In three months' time, residents of Geylang Serai will have a one-stop community and civic centre offering facilities for the young and old, including arts and cultural spaces.

The Straits Times was given a sneak preview of the five-storey, 6,700 sq m Wisma Geylang Serai yesterday.

Currently 95 per cent complete, it will house facilities such as the new Geylang Serai Community Club, South East Community Development Council office, Ministry of Health Senior Care Centre and Ministry of Social and Family Development Childcare Centre and Family Service Centre.

The arts and cultural spaces will include a Malay Heritage Gallery.

Mayor of South East District, Dr Maliki Osman, who is overseeing the project, said: "The civic centre was meant for government agencies to come together to integrate certain services for the community.

"At the same time, to ensure that we have a space that envisions to be the hub for the Malay community, to be the pulse of the Malay community, where the heritage of Geylang Serai can be understood by Singaporeans."

Dr Maliki said the centre will also house an "integrated Malay-Muslim organisations hub", offering services ranging from scholarships and tuition matters to counselling and legal services.

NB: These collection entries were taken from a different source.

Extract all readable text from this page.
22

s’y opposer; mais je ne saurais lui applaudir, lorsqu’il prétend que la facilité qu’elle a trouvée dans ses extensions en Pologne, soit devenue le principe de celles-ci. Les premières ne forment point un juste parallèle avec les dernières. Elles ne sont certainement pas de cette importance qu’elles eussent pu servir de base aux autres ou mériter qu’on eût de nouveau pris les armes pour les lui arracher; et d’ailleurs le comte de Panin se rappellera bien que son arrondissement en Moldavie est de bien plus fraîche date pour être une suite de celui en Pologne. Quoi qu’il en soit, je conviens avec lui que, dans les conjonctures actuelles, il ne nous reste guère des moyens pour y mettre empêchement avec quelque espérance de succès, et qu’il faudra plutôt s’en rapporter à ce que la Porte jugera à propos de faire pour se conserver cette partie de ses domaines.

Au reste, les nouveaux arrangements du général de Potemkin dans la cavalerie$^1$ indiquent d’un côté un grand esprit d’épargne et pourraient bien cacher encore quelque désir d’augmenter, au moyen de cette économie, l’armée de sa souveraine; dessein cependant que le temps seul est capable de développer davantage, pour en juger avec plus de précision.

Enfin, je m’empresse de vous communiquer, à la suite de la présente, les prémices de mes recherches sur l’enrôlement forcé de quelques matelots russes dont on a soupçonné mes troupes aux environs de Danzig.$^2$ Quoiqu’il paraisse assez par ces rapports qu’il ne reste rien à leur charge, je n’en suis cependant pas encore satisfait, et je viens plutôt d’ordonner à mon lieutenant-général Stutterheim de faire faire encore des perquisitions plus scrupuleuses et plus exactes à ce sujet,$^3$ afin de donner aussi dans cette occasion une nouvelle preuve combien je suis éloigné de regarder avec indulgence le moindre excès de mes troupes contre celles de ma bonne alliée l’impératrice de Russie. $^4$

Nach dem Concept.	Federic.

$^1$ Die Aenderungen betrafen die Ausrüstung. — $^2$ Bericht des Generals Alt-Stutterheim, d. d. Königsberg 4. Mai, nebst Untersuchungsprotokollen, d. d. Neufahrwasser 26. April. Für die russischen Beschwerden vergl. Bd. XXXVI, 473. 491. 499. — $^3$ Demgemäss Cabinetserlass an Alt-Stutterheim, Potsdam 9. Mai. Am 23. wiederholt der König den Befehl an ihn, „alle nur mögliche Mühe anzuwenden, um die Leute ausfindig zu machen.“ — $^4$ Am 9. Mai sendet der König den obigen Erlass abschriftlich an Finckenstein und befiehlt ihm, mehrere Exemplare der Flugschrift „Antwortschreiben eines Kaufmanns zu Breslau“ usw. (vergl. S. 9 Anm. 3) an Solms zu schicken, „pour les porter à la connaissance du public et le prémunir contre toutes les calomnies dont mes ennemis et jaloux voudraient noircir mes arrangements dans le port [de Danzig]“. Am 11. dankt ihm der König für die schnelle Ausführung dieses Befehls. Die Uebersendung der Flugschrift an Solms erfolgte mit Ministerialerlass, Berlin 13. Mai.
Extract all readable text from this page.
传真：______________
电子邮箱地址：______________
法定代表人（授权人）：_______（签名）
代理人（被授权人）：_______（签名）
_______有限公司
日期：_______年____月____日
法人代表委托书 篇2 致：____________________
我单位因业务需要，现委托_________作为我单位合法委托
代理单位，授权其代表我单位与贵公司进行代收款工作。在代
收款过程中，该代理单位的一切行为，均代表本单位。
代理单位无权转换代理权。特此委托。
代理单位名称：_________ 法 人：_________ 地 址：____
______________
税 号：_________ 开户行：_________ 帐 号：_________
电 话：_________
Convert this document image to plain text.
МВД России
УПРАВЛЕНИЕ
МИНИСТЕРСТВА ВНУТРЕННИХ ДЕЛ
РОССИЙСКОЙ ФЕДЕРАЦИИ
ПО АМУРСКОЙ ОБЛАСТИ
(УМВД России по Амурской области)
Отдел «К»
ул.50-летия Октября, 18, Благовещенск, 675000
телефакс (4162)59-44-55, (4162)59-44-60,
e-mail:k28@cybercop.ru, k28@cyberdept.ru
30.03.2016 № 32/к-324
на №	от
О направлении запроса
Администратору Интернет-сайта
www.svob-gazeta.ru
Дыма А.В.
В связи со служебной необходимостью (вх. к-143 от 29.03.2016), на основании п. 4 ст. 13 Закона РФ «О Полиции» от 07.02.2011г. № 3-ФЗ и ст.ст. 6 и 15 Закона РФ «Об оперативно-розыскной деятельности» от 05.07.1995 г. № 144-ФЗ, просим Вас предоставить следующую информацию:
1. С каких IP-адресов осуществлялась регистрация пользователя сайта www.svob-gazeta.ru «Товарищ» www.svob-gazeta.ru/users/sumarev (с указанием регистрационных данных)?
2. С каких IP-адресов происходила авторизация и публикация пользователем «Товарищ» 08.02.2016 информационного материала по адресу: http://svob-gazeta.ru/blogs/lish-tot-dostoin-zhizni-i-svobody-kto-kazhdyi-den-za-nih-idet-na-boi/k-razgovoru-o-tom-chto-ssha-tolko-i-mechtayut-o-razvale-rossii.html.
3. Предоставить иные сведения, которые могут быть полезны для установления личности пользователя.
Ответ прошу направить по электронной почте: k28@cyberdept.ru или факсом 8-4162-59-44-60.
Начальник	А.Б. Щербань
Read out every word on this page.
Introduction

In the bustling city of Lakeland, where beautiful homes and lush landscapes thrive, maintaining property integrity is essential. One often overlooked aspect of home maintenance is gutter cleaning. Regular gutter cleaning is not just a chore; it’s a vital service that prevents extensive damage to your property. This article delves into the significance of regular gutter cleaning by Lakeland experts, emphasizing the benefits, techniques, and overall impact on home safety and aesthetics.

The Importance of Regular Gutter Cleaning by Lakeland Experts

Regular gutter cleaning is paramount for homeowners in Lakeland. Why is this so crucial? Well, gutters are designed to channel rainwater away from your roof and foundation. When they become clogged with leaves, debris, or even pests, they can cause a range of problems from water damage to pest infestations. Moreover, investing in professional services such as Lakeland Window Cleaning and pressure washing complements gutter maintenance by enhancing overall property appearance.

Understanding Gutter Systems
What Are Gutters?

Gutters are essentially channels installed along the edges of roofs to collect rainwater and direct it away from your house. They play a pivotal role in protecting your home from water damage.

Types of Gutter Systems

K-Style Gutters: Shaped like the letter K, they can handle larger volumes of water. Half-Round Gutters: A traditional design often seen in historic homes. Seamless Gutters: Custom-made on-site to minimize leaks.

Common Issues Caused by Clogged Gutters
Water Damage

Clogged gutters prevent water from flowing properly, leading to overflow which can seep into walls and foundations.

He also announced the formation of an advisory committee to provide guidance on programmes and key events.

During a tour of the centre - which is built on a site about the size of a football field - deputy chairman of the People's Association, Mr Chan Chun Sing, said: "This is truly an integrated complex, it is not a standalone complex where it is isolated from the rest of the community.

"It has been designed with potential for connection with all the neighbouring areas and neighbouring developments that are upcoming so Dr Maliki and (his) team have put a lot of thought into this."

Resident Syed Alwi, 24, said the centre will be a good place to spend time with friends: "I usually hang out at OneKM (shopping mall), but once this centre is opened, it will be closer and I will have activities to try out too."

Ms Nurhayati Darman, 36, hopes that the centre will be able to provide employment counselling opportunities.

"Right now I work part-time at a pharmacy, so if they can help me look for any job, I will try it," she said.